The fraction of capital you are willing to trade depends upon the returns expected from the portfolio. Simply put, the higher the expected returns the greater the recommended level of capital. The optimal exposure of the capital you are willing to risk would maximize the overall expected return on a trades you are willing to take. To make it easier for our analysis, let’s use data on the completed trade returns as a proxy for expected returns.
One more relevant factor is the correlation between security returns. Two securities are considered to be positively correlated if a change in one security is accompanied by a similar change in the other. Similarly, two securities are considered as negatively correlated if a change in one security is accompanied by an opposite change in the other.
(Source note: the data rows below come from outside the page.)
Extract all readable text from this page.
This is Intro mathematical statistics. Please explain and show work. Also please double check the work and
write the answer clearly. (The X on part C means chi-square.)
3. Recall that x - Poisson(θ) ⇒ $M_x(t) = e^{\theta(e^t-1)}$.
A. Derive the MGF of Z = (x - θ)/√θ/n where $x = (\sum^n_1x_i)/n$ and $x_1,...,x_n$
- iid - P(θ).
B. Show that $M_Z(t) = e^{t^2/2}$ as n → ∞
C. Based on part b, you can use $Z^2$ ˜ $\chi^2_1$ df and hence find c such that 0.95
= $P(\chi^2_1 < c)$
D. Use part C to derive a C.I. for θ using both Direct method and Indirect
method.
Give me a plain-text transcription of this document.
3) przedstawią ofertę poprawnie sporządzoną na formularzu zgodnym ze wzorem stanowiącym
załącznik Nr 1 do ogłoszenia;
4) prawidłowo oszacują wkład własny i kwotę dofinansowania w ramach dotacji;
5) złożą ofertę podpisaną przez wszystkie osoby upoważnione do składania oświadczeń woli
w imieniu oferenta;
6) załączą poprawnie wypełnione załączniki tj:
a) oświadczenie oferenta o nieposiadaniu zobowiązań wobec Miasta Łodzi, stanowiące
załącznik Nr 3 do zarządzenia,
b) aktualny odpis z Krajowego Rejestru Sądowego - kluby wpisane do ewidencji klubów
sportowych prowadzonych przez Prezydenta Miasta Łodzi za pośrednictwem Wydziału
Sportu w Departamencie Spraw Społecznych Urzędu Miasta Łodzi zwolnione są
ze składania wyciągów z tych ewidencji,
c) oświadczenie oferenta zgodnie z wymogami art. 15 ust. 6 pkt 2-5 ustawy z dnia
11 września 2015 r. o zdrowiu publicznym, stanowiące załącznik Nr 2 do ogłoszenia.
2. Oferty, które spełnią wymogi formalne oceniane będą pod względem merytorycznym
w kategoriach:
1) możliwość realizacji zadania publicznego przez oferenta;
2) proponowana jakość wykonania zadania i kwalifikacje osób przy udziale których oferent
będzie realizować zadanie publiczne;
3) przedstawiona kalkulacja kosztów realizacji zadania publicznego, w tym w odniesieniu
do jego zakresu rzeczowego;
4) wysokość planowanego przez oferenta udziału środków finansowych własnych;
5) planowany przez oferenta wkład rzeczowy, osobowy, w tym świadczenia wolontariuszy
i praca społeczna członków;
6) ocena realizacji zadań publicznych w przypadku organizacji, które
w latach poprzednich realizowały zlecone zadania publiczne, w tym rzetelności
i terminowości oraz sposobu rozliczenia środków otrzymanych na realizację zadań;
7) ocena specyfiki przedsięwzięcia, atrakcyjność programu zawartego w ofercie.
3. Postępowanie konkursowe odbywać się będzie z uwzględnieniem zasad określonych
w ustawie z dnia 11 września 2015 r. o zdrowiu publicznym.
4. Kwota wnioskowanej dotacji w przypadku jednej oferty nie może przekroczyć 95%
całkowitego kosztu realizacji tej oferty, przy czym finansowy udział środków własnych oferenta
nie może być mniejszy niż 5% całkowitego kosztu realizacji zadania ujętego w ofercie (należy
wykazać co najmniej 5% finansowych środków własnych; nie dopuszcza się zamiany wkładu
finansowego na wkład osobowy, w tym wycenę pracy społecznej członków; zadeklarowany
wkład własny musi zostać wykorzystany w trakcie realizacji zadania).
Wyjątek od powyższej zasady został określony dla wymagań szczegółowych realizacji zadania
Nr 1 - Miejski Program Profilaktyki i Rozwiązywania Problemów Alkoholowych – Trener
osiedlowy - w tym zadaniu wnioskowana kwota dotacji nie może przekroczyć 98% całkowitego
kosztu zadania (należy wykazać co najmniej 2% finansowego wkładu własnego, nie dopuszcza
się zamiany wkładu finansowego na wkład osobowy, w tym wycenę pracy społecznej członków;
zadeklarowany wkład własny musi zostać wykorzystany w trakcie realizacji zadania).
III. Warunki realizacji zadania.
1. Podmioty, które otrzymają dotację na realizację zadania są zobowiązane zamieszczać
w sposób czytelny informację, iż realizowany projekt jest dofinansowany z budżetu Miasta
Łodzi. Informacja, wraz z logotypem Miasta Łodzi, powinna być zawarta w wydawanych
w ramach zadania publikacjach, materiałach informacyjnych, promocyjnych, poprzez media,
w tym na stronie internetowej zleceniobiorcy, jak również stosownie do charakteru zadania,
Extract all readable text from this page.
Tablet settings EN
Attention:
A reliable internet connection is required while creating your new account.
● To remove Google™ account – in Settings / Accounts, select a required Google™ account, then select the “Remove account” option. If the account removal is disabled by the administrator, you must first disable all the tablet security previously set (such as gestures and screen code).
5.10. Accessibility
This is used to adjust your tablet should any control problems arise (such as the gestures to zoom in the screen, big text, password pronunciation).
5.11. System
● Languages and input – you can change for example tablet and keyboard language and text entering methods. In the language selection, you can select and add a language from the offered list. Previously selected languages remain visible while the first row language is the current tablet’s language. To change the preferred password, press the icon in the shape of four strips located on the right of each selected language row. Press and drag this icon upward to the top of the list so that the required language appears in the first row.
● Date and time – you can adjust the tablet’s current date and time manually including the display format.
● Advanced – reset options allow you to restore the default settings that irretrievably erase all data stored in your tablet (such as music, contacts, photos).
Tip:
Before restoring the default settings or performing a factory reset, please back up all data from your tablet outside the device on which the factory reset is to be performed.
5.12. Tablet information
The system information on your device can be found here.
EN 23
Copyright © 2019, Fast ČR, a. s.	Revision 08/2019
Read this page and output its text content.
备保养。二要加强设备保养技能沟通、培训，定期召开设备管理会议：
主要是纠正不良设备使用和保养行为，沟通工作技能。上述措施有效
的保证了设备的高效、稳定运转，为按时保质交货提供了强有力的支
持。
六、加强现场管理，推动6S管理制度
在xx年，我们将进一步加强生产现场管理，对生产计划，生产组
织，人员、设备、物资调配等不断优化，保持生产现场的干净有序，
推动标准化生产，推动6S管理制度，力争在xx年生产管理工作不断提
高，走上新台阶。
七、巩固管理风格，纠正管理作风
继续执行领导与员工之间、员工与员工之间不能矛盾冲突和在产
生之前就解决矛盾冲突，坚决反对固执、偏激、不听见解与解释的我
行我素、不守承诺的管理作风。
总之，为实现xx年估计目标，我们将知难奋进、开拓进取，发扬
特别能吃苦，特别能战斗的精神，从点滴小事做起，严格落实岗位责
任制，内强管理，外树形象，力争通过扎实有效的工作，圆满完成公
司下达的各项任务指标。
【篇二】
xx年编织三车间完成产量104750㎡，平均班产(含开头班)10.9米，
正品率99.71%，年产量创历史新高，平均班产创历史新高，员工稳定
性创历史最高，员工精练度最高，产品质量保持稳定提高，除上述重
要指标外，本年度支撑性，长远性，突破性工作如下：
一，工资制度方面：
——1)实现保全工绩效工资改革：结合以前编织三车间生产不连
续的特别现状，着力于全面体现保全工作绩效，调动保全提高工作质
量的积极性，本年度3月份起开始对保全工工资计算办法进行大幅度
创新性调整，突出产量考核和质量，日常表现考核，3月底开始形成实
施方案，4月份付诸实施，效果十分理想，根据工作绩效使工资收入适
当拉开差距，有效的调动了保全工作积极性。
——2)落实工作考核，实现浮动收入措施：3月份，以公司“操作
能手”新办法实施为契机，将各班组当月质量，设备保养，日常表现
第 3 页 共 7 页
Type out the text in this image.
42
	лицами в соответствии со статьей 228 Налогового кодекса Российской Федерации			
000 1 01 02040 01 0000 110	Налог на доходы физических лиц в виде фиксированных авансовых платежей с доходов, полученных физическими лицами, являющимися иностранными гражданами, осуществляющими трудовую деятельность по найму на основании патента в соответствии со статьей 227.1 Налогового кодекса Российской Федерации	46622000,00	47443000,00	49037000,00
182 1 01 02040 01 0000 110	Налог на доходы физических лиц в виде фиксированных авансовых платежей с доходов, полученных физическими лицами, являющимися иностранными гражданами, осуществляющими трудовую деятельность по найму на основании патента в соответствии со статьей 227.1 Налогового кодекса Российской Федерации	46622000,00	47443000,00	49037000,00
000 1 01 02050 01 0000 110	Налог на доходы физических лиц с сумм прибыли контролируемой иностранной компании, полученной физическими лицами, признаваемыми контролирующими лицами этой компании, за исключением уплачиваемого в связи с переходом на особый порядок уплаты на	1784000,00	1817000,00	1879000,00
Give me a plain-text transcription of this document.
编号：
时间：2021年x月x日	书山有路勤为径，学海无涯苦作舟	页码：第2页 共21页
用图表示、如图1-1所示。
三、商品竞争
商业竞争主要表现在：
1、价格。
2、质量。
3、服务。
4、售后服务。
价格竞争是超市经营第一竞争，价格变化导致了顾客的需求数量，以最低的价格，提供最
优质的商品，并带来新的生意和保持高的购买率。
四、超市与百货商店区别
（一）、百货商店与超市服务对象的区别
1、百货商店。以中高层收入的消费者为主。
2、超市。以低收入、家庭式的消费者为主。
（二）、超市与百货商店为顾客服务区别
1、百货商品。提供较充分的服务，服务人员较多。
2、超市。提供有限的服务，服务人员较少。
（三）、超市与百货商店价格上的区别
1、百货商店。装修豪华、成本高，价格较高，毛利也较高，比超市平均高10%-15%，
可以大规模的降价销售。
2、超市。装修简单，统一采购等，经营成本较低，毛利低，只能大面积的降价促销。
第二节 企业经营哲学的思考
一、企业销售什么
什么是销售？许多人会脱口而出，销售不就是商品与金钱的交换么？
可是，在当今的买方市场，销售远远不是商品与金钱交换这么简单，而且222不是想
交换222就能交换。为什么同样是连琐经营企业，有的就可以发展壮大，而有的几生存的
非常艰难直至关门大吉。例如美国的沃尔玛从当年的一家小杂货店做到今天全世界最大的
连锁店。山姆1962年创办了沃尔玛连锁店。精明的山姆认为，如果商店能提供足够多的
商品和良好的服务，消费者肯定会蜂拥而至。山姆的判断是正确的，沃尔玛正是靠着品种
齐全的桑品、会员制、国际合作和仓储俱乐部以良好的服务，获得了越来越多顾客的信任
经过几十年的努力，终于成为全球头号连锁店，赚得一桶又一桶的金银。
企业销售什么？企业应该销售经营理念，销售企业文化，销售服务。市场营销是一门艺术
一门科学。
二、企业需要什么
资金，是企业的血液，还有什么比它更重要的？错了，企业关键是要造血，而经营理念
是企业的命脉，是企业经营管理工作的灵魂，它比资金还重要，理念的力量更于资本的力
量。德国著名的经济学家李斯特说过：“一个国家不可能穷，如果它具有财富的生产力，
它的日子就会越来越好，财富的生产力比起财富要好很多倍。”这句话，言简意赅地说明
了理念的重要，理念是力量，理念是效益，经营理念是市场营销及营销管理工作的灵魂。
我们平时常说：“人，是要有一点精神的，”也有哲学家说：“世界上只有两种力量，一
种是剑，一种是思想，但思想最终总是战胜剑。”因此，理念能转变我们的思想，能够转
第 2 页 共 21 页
The strength of the correlation depends on the magnitude of the relative changes in both the securities. In general, the greater the positive correlation across securities in a portfolio, the lower the theoretically safe overall exposure level. This safeguards against multiple losses on positively correlated securities. By the same logic, the greater the negative correlation between securities in a portfolio, the higher the recommended overall optimal exposure.
The overall exposure of the capital could be a fixed fraction of available funds. Alternatively, the exposure fraction may go up and down along with the changes in the trading account balance. For example, a trader who is aggressive might want to increase overall exposure when he sees a decrease in his account balance. While a defensive trader might be more conservative and chose to increase the overall exposure only after witnessing an increase in his account balance.
As there is an old saying which suggests us not to keep all the eggs in one basket, it is dangerous to expose a huge chunk of your capital when you trade. Especially when you are skeptical about it. It is recommended to wisely allocate the risk capital on the order of your most favorable trades.
It can be really difficult to control the overall exposure when you margin to trade as the rewards are really tempting. But those are the time you should be extra careful in exposing your capital wisely with emotional and financial discipline.